Domina reprend l'histoire une année après les aventures de Maestra.

Judith Rashleigh après avoir supprimé toutes les personnes la mettant en danger, a refait sa vie en tant que propriétaire d'une galerie à Venise sous l'identité d'Élisabeth Teerlinc. Entre les débauches de luxe, les dîners avec les personnes les plus tirées sur le volet, Judith, pense avoir atteint le summum du bonheur. Mais voilà, son passé ressurgit brutalement et menace sa tranquillité. Obligée de retrouver un tableau sous peine de se voir assassiner, Judith se lance dans une épopée au travers des différentes capitales européennes... Le compte à rebours est lancé.



Après avoir terminé ce second volet, j'ai refermé ce livre d'une part avec soulagement (ENFIN !!😲 ) puisque je vous avoue que ce second volet est encore plus mauvais que le premier (je développerai plus loin). D'autre part, une envie de pleurer m'a sauvagement saisie lorsque j'ai lu cette dernière phrase à la fin du livre : "À suivre." ... NOOOOOONNNNN !!! 😱Trois tomes, vous êtes sûr que cela vaut le massacre d'arbres pour cette peusdo saga qui est selon moi un gag.





Ce livre est selon moi MAUVAIS, et ce sur plusieurs points. Comme le précédent tome, nous avons une sorte d'histoire mêlant Sex & The City et Cinquante Nuances de Grey pour base. L'héroïne, Judith passe son temps en renouvellement de garde-robe avec marque citée à outrance (l'auteur serait-elle sponsorisée ?????) et scène de sexe des plus trash pas tant dans l'action, mais la manière crue dont le tout est relaté. Bref, si l'auteur tentait d'appâter le lecteur avec du sexe, je trouve que cette opposition entre débauche de luxe et propos vulgaire ne colle pas ensemble.
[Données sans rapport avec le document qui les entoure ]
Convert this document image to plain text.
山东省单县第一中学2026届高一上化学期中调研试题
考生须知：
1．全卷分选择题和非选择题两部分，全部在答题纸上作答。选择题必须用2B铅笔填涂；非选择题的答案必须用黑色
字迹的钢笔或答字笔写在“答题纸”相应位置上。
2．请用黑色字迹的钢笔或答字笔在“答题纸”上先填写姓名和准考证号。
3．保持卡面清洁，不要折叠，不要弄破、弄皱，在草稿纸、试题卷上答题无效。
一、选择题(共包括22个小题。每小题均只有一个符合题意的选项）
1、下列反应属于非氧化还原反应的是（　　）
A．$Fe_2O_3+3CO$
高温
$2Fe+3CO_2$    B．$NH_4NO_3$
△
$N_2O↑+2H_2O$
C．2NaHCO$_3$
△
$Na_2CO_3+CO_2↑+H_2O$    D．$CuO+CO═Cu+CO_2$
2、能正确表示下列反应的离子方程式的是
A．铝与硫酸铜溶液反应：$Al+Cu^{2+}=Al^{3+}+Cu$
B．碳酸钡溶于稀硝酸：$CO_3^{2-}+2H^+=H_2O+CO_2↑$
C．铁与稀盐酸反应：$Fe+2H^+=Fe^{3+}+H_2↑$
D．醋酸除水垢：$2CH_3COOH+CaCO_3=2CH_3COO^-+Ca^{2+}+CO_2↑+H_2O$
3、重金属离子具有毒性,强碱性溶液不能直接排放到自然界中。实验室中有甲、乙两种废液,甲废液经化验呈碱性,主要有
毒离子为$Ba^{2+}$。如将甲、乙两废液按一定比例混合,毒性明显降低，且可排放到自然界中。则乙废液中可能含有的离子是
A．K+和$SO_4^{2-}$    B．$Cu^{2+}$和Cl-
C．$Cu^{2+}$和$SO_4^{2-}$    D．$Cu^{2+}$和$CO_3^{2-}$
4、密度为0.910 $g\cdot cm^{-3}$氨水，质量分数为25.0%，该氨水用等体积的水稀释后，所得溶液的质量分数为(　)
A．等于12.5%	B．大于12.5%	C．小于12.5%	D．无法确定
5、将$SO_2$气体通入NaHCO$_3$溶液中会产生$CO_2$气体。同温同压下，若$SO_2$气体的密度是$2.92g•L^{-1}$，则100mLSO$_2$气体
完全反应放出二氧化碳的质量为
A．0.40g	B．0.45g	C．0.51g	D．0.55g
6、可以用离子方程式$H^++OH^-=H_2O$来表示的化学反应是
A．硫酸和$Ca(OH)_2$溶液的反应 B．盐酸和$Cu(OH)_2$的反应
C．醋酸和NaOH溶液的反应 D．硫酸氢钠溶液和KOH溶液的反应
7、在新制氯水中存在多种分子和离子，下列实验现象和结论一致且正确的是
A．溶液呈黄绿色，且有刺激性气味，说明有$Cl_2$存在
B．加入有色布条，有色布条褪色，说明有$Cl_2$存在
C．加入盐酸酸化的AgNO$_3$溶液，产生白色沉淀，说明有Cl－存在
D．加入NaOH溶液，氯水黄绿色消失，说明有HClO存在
D'autre part, l'histoire est IMPOSSIBLE pour ne pas dire RIDICULE. Au fil des pages, je me demandais où l'auteur tentait de nous conduire... et, quand l'histoire arrive enfin au final, c'est d'une invraisemblance incroyable. Je vous résume : Judith doit retrouver un dessin du Caravage acheté par un mafieux des pays de l'Est. Le mafieux en question est un homme drainant des millions via ses différents trafics : drogue, vente d'arme et j'en passe. (donc un type méchant, dangereux hein 🤨 ) Et là, dans la fin du livre, l'auteur nous offre une pseudo révélation à la Bisounours version sexe. Le mafieux aurait un coeur .... des sentiments... et une innocence incroyable... 🤔Je refuse d'en dire plus sous peine de vous dévoiler la pseudo grosse révélation de l'auteur. Personnellement, je me demande si l'auteur se moque de nous.... Et cela se poursuit dans le récit avec des rencontres improbables, des personnages sans caractère.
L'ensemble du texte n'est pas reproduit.